Syntezę rewolucji usiłował dać Żeromski w dramacie "Róża", opartym o
wzory romantyczne. Utwór ten jednak, pisany w roku 1909, nosi na sobie
piętno porewolucyjnej depresji politycznej: autor ukazuje tu klasę
robotniczą z nieufnością i niewiarą w jej siły, powraca do ulubionej idei
poświęcenia najlepszych jednostek. Jego bohater, magnat-rewolucjonista,
mówi do robotników:
   "Wszystko poczniemy dla was, lecz bez was". 

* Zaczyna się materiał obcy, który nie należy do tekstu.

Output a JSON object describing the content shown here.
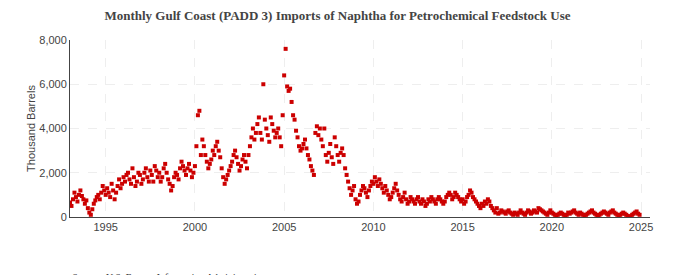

Oddalając się od proletariatu Żeromski potępia zarazem "sprzymierzeńca
wroga w ojczyźnie" - burżuazję i wszystkie jej partie polityczne, nie
oszczędza również Frakcji Rewolucyjnej PPS. Karty "Róży" o najtrwalszej
wartości to dyskusja Zagozdy z Czarowicem, przeciwstawiająca sobie "dwie
Polski" - przyszłe burżuazyjne państwo oparte na ucisku społecznym 
i narodowym i ojczyznę ludu pracującego:
 "(...) Polska! Wieczny "romans" Mochnackiego... A jaka jest główna intryga
  i wewnętrzna treść "romansu"? Czy znowu nie wielkopański najazd na
  chłopstwo ruskie i litewskie, czy znowu nie przemoc nad Żmudzią
  i żydostwem (...) Szwoleżery, kosyniery, krakusy... Granice, celnicy,
  fortece, straż. Więzienia. Kajdany, ministrowie, agenci dyplomatyczni
  i mnóstwo deputatów. Racje stanu i stany posiadania... Czyś słyszał dobrze,
  jak stęka w pracy, jak hula, wyje z bólu, jak wyjawia głupotę swoją polski
  chłop z cuchnących dzikich wsi, jak się wije w męczarni przez całe psie
  swoje życie i jak zdycha przy stalowym kadłubie maszyny, gilotynie swojej
  - polski robotnik? Oto jest moja Polska. Ona wyjdzie z ciemnicy do
  niezmierzonych, boskich prac".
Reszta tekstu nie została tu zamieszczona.